Laat mij dit verhaal beginnen, waarde lezer, met de bewering dat ik bewondering en sympathie heb voor de wetenschap en haar beoefenaars, dat ik hou van de wetenschap. Ja, ik ben er
van overtuigd dat wij héél veel, ofschoon niet alles, te danken hebben aan de wetenschap. Hetgeen evenwel niet betekent dat ik niet zou openstaan voor een mop over de wetenschap en meer bepaald de geneeskundige
wetenschap. Hier gaat er een:
De professor gaf een les over de ziekten van de lever. Honderd jaar geleden, sprak hij, waren de wetenschappers ervan overtuigd dat het nuttigen van eieren slecht is voor de lever.

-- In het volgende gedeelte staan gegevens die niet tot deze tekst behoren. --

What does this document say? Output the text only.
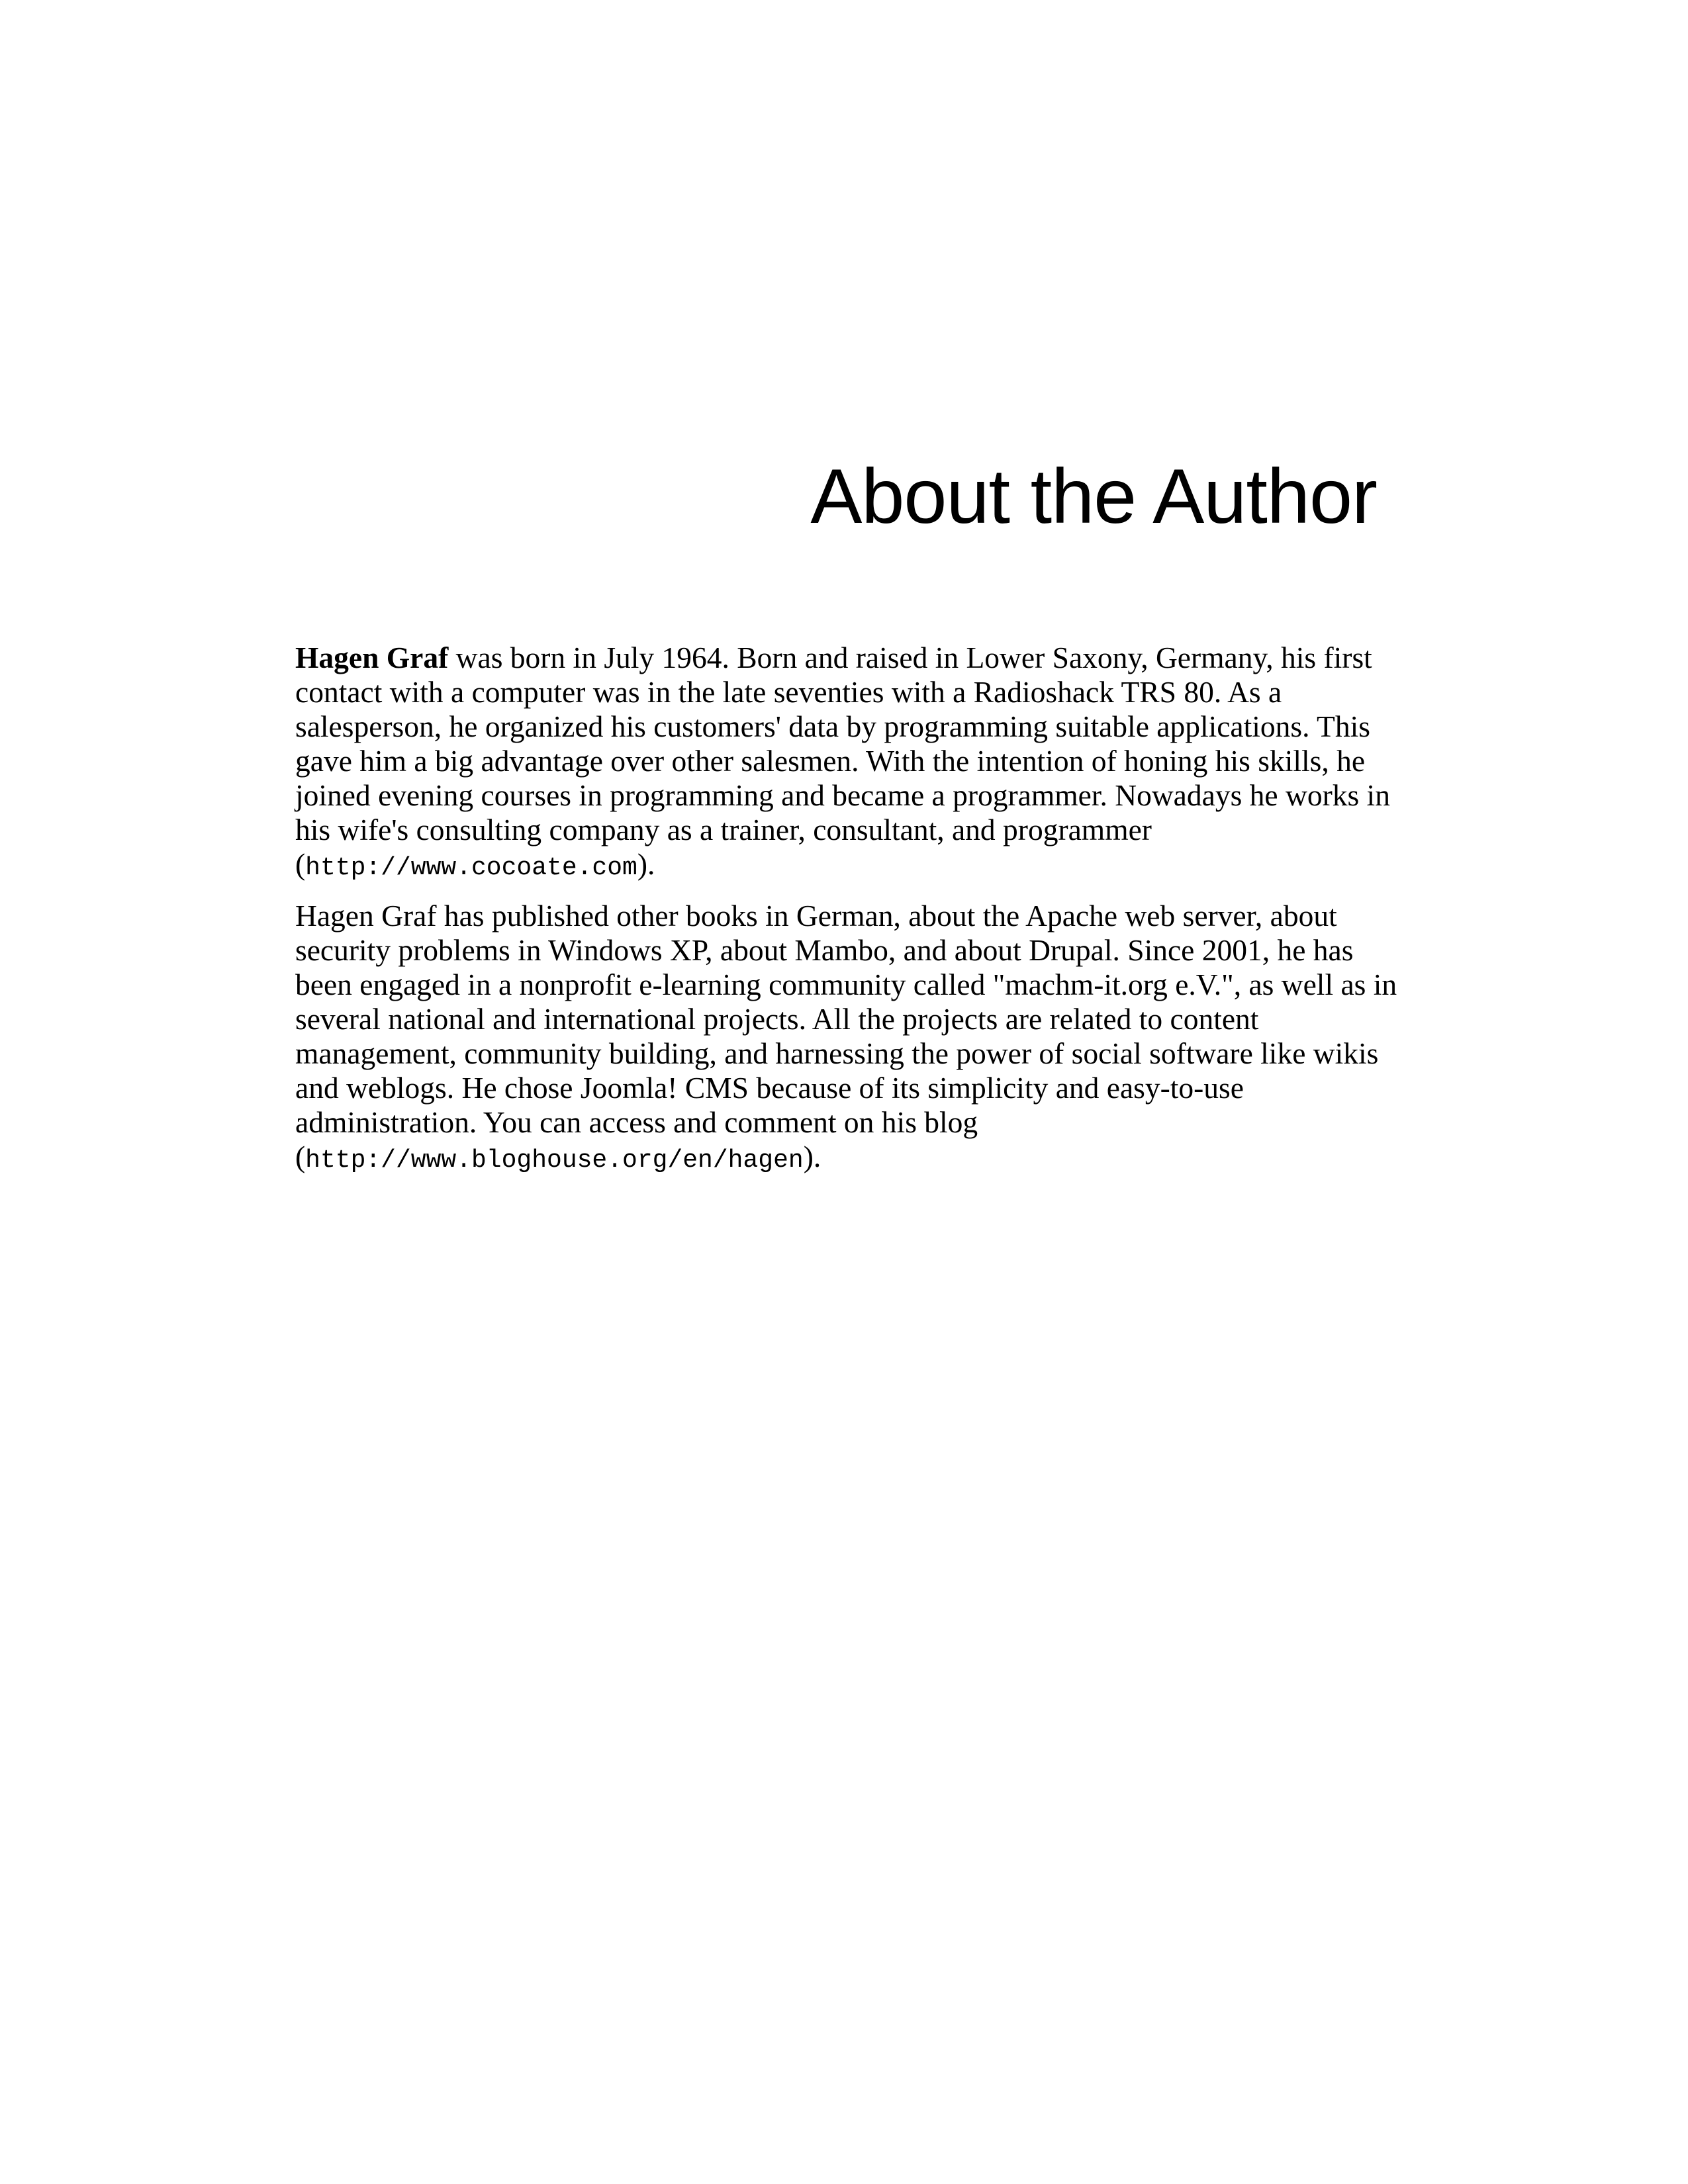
About the Author

Hagen Graf was born in July 1964. Born and raised in Lower Saxony, Germany, his first contact with a computer was in the late seventies with a Radioshack TRS 80. As a salesperson, he organized his customers' data by programming suitable applications. This gave him a big advantage over other salesmen. With the intention of honing his skills, he joined evening courses in programming and became a programmer. Nowadays he works in his wife's consulting company as a trainer, consultant, and programmer (http://www.cocoate.com).

Hagen Graf has published other books in German, about the Apache web server, about security problems in Windows XP, about Mambo, and about Drupal. Since 2001, he has been engaged in a nonprofit e-learning community called "machm-it.org e.V.", as well as in several national and international projects. All the projects are related to content management, community building, and harnessing the power of social software like wikis and weblogs. He chose Joomla! CMS because of its simplicity and easy-to-use administration. You can access and comment on his blog (http://www.bloghouse.org/en/hagen).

Maar de wetenschap maakt vorderingen, en vijftig jaar later en na veel onderzoek was de medische wereld tot de conclusie gekomen dat eieren nét goed zijn voor de lever. En heden ten dage, dames en heren, en na nog veel
meer en beter onderzoek - ik zei het reeds: de wetenschap staat niet stil - heerst de overtuiging dat er nog helemaal geen zekerheid is betreffende de invloed van het eten van eieren op de lever.
Maar nu geen gezwans meer. De rest van mijn verhaal is realiteit.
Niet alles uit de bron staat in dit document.